# .BAT file to add printer



## p0ng0 (Sep 15, 2007)

Hi all,

*not sure this is the correct section, so if not, please feel free to relocate me*

I want to create a bat file to add a printer... problem is, the printer is an OKI which isn't usually with Windows Updates, so we have to manually inject the driver halfway through adding it.

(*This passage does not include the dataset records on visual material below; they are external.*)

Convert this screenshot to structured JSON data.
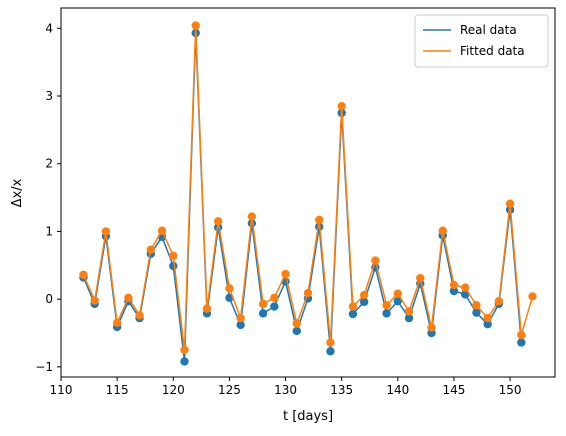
{
  "chart_data": {
    "type": "line",
    "xlabel": "t [days]",
    "ylabel": "Δx/x",
    "xlim": [
      110,
      154
    ],
    "ylim": [
      -1.15,
      4.3
    ],
    "xticks": [
      110,
      115,
      120,
      125,
      130,
      135,
      140,
      145,
      150
    ],
    "yticks": [
      -1,
      0,
      1,
      2,
      3,
      4
    ],
    "grid": false,
    "legend_position": "top-right",
    "series": [
      {
        "name": "Real data",
        "color": "#1f77b4",
        "markers": true,
        "x": [
          112,
          113,
          114,
          115,
          116,
          117,
          118,
          119,
          120,
          121,
          122,
          123,
          124,
          125,
          126,
          127,
          128,
          129,
          130,
          131,
          132,
          133,
          134,
          135,
          136,
          137,
          138,
          139,
          140,
          141,
          142,
          143,
          144,
          145,
          146,
          147,
          148,
          149,
          150,
          151
        ],
        "y": [
          0.32,
          -0.07,
          0.93,
          -0.41,
          -0.03,
          -0.28,
          0.67,
          0.92,
          0.49,
          -0.92,
          3.93,
          -0.21,
          1.06,
          0.02,
          -0.38,
          1.12,
          -0.21,
          -0.11,
          0.26,
          -0.47,
          0.01,
          1.07,
          -0.77,
          2.75,
          -0.22,
          -0.04,
          0.47,
          -0.21,
          -0.03,
          -0.28,
          0.23,
          -0.5,
          0.94,
          0.12,
          0.07,
          -0.2,
          -0.37,
          -0.07,
          1.32,
          -0.64
        ]
      },
      {
        "name": "Fitted data",
        "color": "#ff7f0e",
        "markers": true,
        "x": [
          112,
          113,
          114,
          115,
          116,
          117,
          118,
          119,
          120,
          121,
          122,
          123,
          124,
          125,
          126,
          127,
          128,
          129,
          130,
          131,
          132,
          133,
          134,
          135,
          136,
          137,
          138,
          139,
          140,
          141,
          142,
          143,
          144,
          145,
          146,
          147,
          148,
          149,
          150,
          151,
          152
        ],
        "y": [
          0.36,
          -0.02,
          1.0,
          -0.35,
          0.02,
          -0.24,
          0.73,
          1.01,
          0.64,
          -0.75,
          4.04,
          -0.14,
          1.15,
          0.16,
          -0.28,
          1.22,
          -0.07,
          0.02,
          0.37,
          -0.36,
          0.09,
          1.17,
          -0.64,
          2.85,
          -0.11,
          0.06,
          0.57,
          -0.09,
          0.08,
          -0.18,
          0.31,
          -0.42,
          1.01,
          0.21,
          0.17,
          -0.09,
          -0.28,
          -0.03,
          1.41,
          -0.53,
          0.04
        ]
      }
    ]
  }
}
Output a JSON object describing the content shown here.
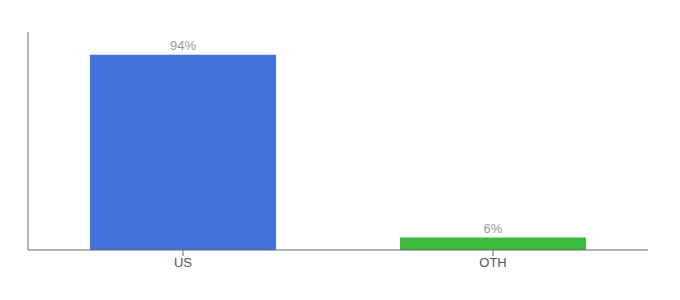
{
  "chart_data": {
    "type": "bar",
    "categories": [
      "US",
      "OTH"
    ],
    "values": [
      94,
      6
    ],
    "value_labels": [
      "94%",
      "6%"
    ],
    "colors": [
      "#4472db",
      "#3dbb3d"
    ],
    "ylim": [
      0,
      105
    ],
    "yticks": [],
    "data_labels": true,
    "tick_labels": "x",
    "grid": false
  }
}
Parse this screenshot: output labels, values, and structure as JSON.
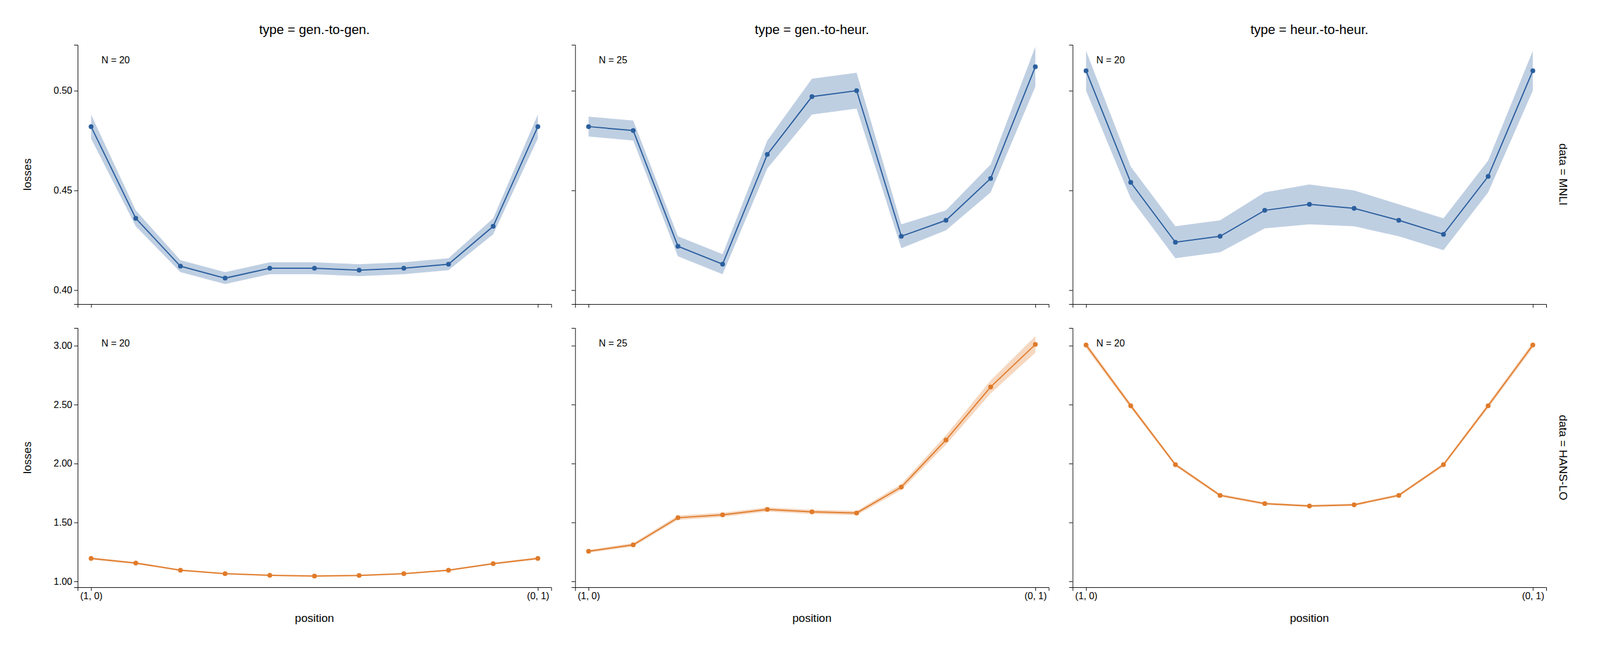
{
  "chart_data": [
    {
      "type": "line",
      "title": "type = gen.-to-gen.",
      "ylabel": "losses",
      "x": [
        0,
        1,
        2,
        3,
        4,
        5,
        6,
        7,
        8,
        9,
        10
      ],
      "series": [
        {
          "color": "#2b5f9e",
          "marker": "circle",
          "values": [
            0.482,
            0.436,
            0.412,
            0.406,
            0.411,
            0.411,
            0.41,
            0.411,
            0.413,
            0.432,
            0.482
          ],
          "y_err": [
            0.006,
            0.004,
            0.003,
            0.003,
            0.003,
            0.003,
            0.003,
            0.003,
            0.003,
            0.004,
            0.006
          ]
        }
      ],
      "xlim": [
        -0.3,
        10.3
      ],
      "xticks": [
        0,
        10
      ],
      "ylim": [
        0.393,
        0.523
      ],
      "yticks": [
        {
          "value": 0.4,
          "label": "0.40"
        },
        0.45,
        {
          "value": 0.5,
          "label": "0.50"
        }
      ],
      "annotations": [
        "N = 20"
      ],
      "tick_labels": "y"
    },
    {
      "type": "line",
      "title": "type = gen.-to-heur.",
      "x": [
        0,
        1,
        2,
        3,
        4,
        5,
        6,
        7,
        8,
        9,
        10
      ],
      "series": [
        {
          "color": "#2b5f9e",
          "marker": "circle",
          "values": [
            0.482,
            0.48,
            0.422,
            0.413,
            0.468,
            0.497,
            0.5,
            0.427,
            0.435,
            0.456,
            0.512
          ],
          "y_err": [
            0.005,
            0.005,
            0.005,
            0.005,
            0.007,
            0.009,
            0.009,
            0.006,
            0.005,
            0.007,
            0.01
          ]
        }
      ],
      "xlim": [
        -0.3,
        10.3
      ],
      "xticks": [
        0,
        10
      ],
      "ylim": [
        0.393,
        0.523
      ],
      "yticks": [
        0.4,
        0.45,
        0.5
      ],
      "annotations": [
        "N = 25"
      ],
      "tick_labels": false
    },
    {
      "type": "line",
      "title": "type = heur.-to-heur.",
      "x": [
        0,
        1,
        2,
        3,
        4,
        5,
        6,
        7,
        8,
        9,
        10
      ],
      "series": [
        {
          "color": "#2b5f9e",
          "marker": "circle",
          "values": [
            0.51,
            0.454,
            0.424,
            0.427,
            0.44,
            0.443,
            0.441,
            0.435,
            0.428,
            0.457,
            0.51
          ],
          "y_err": [
            0.01,
            0.008,
            0.008,
            0.008,
            0.009,
            0.01,
            0.009,
            0.008,
            0.008,
            0.008,
            0.01
          ]
        }
      ],
      "xlim": [
        -0.3,
        10.3
      ],
      "xticks": [
        0,
        10
      ],
      "ylim": [
        0.393,
        0.523
      ],
      "yticks": [
        0.4,
        0.45,
        0.5
      ],
      "annotations": [
        "N = 20",
        "data = MNLI"
      ],
      "tick_labels": false
    },
    {
      "type": "line",
      "xlabel": "position",
      "ylabel": "losses",
      "x": [
        0,
        1,
        2,
        3,
        4,
        5,
        6,
        7,
        8,
        9,
        10
      ],
      "series": [
        {
          "color": "#e07b2a",
          "marker": "circle",
          "values": [
            1.195,
            1.155,
            1.095,
            1.065,
            1.052,
            1.045,
            1.05,
            1.065,
            1.095,
            1.15,
            1.195
          ],
          "y_err": [
            0.01,
            0.008,
            0.007,
            0.006,
            0.006,
            0.006,
            0.006,
            0.006,
            0.007,
            0.008,
            0.01
          ]
        }
      ],
      "xlim": [
        -0.3,
        10.3
      ],
      "xticks": [
        {
          "value": 0,
          "label": "(1, 0)"
        },
        {
          "value": 10,
          "label": "(0, 1)"
        }
      ],
      "ylim": [
        0.95,
        3.15
      ],
      "yticks": [
        {
          "value": 1,
          "label": "1.00"
        },
        {
          "value": 1.5,
          "label": "1.50"
        },
        {
          "value": 2,
          "label": "2.00"
        },
        {
          "value": 2.5,
          "label": "2.50"
        },
        {
          "value": 3,
          "label": "3.00"
        }
      ],
      "annotations": [
        "N = 20"
      ]
    },
    {
      "type": "line",
      "xlabel": "position",
      "x": [
        0,
        1,
        2,
        3,
        4,
        5,
        6,
        7,
        8,
        9,
        10
      ],
      "series": [
        {
          "color": "#e07b2a",
          "marker": "circle",
          "values": [
            1.255,
            1.31,
            1.54,
            1.565,
            1.61,
            1.59,
            1.58,
            1.8,
            2.2,
            2.65,
            3.01
          ],
          "y_err": [
            0.012,
            0.015,
            0.018,
            0.018,
            0.018,
            0.018,
            0.018,
            0.025,
            0.04,
            0.055,
            0.07
          ]
        }
      ],
      "xlim": [
        -0.3,
        10.3
      ],
      "xticks": [
        {
          "value": 0,
          "label": "(1, 0)"
        },
        {
          "value": 10,
          "label": "(0, 1)"
        }
      ],
      "ylim": [
        0.95,
        3.15
      ],
      "yticks": [
        1,
        1.5,
        2,
        2.5,
        3
      ],
      "annotations": [
        "N = 25"
      ],
      "tick_labels": "x"
    },
    {
      "type": "line",
      "xlabel": "position",
      "x": [
        0,
        1,
        2,
        3,
        4,
        5,
        6,
        7,
        8,
        9,
        10
      ],
      "series": [
        {
          "color": "#e07b2a",
          "marker": "circle",
          "values": [
            3.005,
            2.49,
            1.99,
            1.73,
            1.66,
            1.64,
            1.65,
            1.73,
            1.99,
            2.49,
            3.005
          ],
          "y_err": [
            0.025,
            0.02,
            0.015,
            0.012,
            0.01,
            0.01,
            0.01,
            0.012,
            0.015,
            0.02,
            0.025
          ]
        }
      ],
      "xlim": [
        -0.3,
        10.3
      ],
      "xticks": [
        {
          "value": 0,
          "label": "(1, 0)"
        },
        {
          "value": 10,
          "label": "(0, 1)"
        }
      ],
      "ylim": [
        0.95,
        3.15
      ],
      "yticks": [
        1,
        1.5,
        2,
        2.5,
        3
      ],
      "annotations": [
        "N = 20",
        "data = HANS-LO"
      ],
      "tick_labels": "x"
    }
  ]
}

The drivers are stored on a share, so wondered if it was possible for anyone to help me with some commands in adding this?

Thanks!


----------



## Squashman (Apr 4, 2003)

Might want to do that with a vbscript. 
http://www.activexperts.com/activmonitor/windowsmanagement/scripts/printing/printserver/


----------



## Rockn (Jul 29, 2001)

I agree with the VB Script solution and it works great.


----------



## Squashman (Apr 4, 2003)

Just stumbled upon this. Didn't even know they existed. Found reference to them on Technet. They are all located in the system directory.
prncnfg.vbs
prndrvr.vbs
prnjobs.vbs
prnmngr.vbs
prnport.vbs
prnqctl.vbs
http://technet.microsoft.com/en-us/library/cc754632(WS.10).aspx


----------



## p0ng0 (Sep 15, 2007)

thx ill check those out!


----------